Petites et moyennes entreprises : L'accès au financement comme frein à la croissance


(Thorsten Beck , Asli Demirguc-Kunt ) - Journal of Banking and Finance

Introduction

Ce document présente des recherches récentes sur l'accès au financement des petites et moyennes entreprises (PME),
et met en évidence le fait que les petites entreprises sont confrontées à des contraintes de croissance plus importantes et
ont moins accès aux sources formelles de financement externe, ce qui pourrait expliquer l'absence de
contribution des PME à la croissance.

Il est scindé en 4 sections, la section 2 de cette vue d'ensemble examine les données transnationales qui montrent que s'il
existe une corrélation partielle solide entre l’importance des PME dans l’industrie manufacturière et le développement
économique, il n'y a pas d'impact causal des PME. Cela ne signifie pas que les PME ne méritent pas l'attention des décideurs
politiques. Cela implique plutôt un changement d'orientation, des politiques axées sur la taille vers des politiques qui
améliorent les conditions de concurrence entre les entreprises de différentes tailles.
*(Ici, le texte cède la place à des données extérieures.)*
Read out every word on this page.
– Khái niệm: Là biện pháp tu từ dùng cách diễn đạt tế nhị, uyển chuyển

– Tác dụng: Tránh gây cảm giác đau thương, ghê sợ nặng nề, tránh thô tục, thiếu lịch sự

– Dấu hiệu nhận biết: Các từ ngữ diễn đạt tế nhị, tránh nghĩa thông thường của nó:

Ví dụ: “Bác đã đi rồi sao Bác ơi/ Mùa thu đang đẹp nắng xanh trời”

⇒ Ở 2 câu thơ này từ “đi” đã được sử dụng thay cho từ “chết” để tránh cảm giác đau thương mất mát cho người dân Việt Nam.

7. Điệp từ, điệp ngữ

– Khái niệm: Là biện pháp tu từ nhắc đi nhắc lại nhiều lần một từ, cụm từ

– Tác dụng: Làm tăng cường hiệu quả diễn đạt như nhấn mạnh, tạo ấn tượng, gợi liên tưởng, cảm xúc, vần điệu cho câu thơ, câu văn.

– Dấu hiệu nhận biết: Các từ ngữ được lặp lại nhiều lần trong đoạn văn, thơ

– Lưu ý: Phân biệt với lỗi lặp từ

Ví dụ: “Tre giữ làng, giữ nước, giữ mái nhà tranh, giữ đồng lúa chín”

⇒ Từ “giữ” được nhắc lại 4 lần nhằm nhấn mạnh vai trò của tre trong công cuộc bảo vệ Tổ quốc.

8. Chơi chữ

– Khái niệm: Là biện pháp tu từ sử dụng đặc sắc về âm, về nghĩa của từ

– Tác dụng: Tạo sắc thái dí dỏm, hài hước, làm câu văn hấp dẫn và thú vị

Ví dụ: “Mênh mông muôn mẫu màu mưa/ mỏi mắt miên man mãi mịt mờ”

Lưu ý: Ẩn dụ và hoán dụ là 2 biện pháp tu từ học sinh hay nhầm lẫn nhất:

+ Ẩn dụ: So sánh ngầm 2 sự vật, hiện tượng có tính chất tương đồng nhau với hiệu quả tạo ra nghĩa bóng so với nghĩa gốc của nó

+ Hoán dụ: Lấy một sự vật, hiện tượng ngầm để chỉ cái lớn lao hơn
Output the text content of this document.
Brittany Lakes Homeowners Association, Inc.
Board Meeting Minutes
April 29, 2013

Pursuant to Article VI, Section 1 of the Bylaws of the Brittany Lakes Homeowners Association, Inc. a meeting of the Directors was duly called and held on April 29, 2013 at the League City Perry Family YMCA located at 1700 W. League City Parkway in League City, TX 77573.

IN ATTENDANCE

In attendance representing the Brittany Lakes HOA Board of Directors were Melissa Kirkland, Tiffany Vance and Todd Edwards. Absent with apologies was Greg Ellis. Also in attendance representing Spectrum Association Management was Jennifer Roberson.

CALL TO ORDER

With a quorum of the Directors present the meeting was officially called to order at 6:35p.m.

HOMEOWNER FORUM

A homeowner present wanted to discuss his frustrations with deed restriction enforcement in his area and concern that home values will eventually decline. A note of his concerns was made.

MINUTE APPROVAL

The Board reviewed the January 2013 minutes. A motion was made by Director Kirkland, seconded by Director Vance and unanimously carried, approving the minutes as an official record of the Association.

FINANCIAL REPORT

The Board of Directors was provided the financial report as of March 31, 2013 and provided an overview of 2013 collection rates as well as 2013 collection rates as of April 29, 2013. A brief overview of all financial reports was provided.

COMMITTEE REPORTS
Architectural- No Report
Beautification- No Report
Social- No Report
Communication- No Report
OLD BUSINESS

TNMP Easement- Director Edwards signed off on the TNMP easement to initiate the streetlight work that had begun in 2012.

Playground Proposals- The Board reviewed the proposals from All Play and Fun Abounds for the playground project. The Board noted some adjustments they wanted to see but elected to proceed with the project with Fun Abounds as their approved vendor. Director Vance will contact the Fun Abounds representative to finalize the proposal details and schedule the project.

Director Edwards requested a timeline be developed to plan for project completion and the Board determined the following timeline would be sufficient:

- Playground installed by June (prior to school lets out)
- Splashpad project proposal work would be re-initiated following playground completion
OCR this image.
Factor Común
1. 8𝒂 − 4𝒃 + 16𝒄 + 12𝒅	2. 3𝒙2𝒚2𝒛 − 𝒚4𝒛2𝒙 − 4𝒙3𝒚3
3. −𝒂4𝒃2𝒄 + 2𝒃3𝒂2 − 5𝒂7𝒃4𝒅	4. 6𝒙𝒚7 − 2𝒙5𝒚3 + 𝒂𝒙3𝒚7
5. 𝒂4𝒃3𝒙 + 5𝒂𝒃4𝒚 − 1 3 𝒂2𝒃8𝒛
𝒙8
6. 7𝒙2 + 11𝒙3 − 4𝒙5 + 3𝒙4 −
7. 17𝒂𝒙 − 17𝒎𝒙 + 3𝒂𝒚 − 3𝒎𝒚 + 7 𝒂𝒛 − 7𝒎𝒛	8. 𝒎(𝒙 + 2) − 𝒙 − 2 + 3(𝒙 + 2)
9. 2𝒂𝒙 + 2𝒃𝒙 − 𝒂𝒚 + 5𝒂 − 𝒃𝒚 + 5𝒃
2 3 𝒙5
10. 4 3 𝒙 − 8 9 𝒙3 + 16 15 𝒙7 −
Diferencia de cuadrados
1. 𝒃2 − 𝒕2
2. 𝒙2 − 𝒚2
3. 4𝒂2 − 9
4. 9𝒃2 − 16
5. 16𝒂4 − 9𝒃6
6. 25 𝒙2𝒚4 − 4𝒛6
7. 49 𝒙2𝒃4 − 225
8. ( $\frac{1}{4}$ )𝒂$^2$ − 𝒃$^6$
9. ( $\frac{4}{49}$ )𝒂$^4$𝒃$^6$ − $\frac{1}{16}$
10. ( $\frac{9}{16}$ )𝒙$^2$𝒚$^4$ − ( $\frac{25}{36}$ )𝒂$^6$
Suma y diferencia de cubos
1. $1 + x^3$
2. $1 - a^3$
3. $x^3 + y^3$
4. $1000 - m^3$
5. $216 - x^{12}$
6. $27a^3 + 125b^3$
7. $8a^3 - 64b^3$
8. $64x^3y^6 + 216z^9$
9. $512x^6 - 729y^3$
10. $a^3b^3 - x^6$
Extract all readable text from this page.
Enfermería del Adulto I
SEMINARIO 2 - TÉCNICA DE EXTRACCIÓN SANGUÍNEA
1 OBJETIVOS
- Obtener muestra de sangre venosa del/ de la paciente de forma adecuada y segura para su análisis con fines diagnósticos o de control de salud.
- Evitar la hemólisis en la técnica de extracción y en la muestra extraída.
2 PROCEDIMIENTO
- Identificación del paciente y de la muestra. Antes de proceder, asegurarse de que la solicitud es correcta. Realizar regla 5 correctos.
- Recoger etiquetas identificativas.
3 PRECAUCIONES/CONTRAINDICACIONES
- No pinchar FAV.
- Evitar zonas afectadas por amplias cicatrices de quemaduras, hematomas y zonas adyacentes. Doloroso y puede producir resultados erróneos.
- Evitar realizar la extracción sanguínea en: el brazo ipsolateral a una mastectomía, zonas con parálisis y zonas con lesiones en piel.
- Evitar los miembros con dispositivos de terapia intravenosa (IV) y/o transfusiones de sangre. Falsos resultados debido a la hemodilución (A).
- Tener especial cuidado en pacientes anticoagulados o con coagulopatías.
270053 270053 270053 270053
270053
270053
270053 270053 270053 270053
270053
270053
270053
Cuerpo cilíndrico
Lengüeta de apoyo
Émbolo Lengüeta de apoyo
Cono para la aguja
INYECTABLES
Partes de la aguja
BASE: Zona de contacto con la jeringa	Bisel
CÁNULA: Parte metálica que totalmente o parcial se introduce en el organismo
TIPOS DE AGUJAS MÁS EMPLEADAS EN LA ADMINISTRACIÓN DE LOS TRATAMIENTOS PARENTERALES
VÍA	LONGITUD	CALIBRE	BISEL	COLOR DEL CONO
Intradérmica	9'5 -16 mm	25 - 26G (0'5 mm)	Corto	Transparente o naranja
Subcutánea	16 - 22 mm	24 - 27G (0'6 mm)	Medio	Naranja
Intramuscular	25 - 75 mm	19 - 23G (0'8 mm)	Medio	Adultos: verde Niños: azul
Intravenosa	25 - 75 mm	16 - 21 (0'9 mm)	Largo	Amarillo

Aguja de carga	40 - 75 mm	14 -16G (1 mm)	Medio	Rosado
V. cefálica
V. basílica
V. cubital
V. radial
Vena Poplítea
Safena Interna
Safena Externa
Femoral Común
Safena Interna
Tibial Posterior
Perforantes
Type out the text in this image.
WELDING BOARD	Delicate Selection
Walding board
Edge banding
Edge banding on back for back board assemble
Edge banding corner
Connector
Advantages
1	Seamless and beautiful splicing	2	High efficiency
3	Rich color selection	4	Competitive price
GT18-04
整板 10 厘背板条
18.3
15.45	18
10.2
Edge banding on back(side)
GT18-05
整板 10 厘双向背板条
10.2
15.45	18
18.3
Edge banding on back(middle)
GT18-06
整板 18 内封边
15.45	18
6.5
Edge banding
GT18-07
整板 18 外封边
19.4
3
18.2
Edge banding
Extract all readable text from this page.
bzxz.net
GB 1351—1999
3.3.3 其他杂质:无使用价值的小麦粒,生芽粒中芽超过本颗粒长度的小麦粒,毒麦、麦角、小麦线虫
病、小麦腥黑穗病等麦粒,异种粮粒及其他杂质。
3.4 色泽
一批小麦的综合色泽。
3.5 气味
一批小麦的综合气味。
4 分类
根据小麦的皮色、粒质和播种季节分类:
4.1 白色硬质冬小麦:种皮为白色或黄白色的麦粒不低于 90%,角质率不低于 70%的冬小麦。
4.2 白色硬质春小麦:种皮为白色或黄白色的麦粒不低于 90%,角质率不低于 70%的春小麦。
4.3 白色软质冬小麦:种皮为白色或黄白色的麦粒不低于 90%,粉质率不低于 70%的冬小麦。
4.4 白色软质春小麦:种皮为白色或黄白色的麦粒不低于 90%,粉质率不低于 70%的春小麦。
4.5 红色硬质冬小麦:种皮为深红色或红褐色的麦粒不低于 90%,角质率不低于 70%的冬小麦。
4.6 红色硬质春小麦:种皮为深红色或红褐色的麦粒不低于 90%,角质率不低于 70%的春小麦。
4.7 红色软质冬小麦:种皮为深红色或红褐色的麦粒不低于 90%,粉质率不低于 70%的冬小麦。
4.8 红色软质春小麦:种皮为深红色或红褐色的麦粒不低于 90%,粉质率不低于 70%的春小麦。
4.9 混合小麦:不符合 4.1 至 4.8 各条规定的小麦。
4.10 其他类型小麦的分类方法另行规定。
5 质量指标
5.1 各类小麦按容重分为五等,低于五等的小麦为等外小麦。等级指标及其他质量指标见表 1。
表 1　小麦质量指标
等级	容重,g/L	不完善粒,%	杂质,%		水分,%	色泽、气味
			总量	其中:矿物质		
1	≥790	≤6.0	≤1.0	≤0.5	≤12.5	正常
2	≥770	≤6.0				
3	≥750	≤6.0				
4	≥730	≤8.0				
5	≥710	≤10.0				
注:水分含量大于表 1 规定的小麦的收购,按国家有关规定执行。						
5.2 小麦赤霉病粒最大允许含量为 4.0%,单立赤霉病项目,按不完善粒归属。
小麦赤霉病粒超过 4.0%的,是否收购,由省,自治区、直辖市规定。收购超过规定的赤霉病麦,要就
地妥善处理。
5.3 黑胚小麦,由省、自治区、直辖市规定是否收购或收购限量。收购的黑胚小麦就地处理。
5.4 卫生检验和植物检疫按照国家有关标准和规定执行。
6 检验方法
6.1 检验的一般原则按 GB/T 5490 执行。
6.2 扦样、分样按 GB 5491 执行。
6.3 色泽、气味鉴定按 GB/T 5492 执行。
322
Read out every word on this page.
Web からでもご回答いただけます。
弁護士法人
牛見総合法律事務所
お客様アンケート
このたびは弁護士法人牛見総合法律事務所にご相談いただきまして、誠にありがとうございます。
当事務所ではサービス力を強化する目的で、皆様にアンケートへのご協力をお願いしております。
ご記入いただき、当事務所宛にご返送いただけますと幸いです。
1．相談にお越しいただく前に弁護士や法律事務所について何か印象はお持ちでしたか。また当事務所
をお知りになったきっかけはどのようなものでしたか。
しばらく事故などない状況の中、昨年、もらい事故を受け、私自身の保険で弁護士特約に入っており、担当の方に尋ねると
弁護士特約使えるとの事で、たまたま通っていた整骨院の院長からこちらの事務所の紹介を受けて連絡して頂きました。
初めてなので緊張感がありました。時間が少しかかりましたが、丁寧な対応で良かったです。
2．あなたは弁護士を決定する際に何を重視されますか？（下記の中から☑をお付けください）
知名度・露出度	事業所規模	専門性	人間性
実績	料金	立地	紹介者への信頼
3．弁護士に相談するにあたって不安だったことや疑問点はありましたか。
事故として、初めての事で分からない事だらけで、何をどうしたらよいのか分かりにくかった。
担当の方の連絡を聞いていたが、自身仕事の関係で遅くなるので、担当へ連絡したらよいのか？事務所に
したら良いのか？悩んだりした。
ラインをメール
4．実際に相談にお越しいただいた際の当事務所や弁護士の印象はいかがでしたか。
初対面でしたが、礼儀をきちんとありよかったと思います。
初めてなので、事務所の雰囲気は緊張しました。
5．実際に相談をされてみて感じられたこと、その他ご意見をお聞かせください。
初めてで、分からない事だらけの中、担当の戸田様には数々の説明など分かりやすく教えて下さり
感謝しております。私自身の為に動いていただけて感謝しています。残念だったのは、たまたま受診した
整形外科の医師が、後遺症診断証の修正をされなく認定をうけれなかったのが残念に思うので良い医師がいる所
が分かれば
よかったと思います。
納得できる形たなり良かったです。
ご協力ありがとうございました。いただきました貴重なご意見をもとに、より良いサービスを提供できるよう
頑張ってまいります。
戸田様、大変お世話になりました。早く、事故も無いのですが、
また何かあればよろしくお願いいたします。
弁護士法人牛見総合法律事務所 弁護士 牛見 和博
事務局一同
La section 3 examine les données récentes recueillies dans plusieurs pays sur les contraintes de croissance auxquelles sont
confrontées les PME et le rôle du développement financier et institutionnel pour surmonter ces contraintes. Les auteurs ont
procédé à l’examen des preuves que les obstacles financiers sont plus contraignants pour la croissance des petites entreprises
et qu’ils les empêchent d’atteindre leur taille optimale. Les auteurs concluent cette section par une comparaison historique
entre les pays en développement d'aujourd'hui et le noyau de l'Atlantique Nord au 19e siècle, ainsi que par une discussion sur
la mesure dans laquelle les réseaux ethniques en Afrique subsaharienne remplacent les marchés financiers formels.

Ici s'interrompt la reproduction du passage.